The presentation states that the transportation agency would install signs along 3,000 linear feet and conduct two enforcement efforts per month. The expected cost for street signs, enforcement, tow subsidies, and vehicle storage is $350,000 per year. The cost of police, homelessness department, and Healthy Streets Operations Center personnel is not included in that figure.
The proposal describes RVs as jeopardizing “traffic safety, curb access, circulation, and operations.”
The coalition’s members plan to stage a protest at the meeting.
Gabriel Medina, head of La Raza Community Resource Center, became involved with the challenges of housing people living in RVs in August when vehicles that had relocated to Zoo Road from Winston Drive were towed.

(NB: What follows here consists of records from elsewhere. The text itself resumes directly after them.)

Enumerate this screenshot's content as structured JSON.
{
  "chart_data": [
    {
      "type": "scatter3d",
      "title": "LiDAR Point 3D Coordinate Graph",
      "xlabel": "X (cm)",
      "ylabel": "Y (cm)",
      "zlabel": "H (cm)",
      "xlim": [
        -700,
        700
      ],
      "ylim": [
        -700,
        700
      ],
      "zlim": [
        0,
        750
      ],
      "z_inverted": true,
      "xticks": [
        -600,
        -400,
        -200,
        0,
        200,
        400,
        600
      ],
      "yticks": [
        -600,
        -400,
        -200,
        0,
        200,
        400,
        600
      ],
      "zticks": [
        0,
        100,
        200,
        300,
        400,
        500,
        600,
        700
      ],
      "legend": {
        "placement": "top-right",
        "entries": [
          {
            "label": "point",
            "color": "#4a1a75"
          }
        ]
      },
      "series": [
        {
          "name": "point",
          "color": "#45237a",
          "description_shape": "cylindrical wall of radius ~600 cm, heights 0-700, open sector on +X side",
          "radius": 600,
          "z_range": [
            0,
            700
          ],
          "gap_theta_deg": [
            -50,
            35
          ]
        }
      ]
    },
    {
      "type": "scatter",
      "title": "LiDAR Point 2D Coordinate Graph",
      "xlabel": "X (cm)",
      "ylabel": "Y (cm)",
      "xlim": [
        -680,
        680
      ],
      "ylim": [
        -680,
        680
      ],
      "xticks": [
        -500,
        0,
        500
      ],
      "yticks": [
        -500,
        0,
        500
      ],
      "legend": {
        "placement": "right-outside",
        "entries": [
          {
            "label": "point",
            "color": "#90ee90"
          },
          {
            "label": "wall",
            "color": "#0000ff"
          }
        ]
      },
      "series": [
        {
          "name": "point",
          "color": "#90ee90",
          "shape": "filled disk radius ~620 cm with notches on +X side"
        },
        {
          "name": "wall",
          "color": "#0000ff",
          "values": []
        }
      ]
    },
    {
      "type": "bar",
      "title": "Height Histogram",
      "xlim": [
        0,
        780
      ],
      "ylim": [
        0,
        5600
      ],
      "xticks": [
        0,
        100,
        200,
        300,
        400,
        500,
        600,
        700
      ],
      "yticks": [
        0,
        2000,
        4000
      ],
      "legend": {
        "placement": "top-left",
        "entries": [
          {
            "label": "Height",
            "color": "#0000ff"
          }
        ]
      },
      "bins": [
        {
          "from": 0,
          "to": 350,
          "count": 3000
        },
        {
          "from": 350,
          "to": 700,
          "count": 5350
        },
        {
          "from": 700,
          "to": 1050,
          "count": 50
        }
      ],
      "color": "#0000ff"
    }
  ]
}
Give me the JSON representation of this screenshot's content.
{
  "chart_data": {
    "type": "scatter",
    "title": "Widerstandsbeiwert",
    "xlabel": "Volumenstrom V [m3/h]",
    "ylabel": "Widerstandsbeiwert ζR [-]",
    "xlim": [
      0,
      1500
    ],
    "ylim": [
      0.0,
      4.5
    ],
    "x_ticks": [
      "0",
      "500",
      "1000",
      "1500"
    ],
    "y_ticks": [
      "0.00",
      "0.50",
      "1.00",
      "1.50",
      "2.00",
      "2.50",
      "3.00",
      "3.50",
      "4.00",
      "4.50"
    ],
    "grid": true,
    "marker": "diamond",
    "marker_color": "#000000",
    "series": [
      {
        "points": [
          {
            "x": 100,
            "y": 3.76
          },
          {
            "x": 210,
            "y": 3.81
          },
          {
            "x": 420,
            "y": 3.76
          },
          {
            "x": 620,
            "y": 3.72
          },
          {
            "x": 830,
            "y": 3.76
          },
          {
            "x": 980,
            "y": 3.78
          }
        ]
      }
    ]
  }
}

“We think this is a really draconian, punitive move,” Medina said. “We oppose it very strongly, and understand that they want to create a citywide solution for RVs, but they first should create a citywide solution for safe parking sites.”
The city has one safe parking site, in Bayview-Hunters Point, that is designed to shelter people living in 155 vehicles. But challenges with running power to the site, as well as bureaucratic red tape, have capped the number of vehicles at 35 for now. Meanwhile, the city has been unable to set up a safe parking site on the west side despite $6 million being allocated to the project.
About 1,000 people live in almost 500 vehicles on city streets, according to city data from July. Often people living in vehicles are reluctant to give up the stability afforded by a vehicle for offers of shelter.
Edith Alcaraz has been living in an RV near Lake Merced for the past three years. The 55-year-old mother said she heard about the city’s plans from a neighbor. It didn’t surprise her.
“The city is not going to be banning each street,” Alcaraz said. “RVs are moving from one place to another.”
If enforcement makes living in a vehicle impossible, she will sell her RV and do what it takes to get an apartment, she said.
“If they’re banning in San Francisco, I’m sure it’s just a matter of time for bans in other cities,” she said.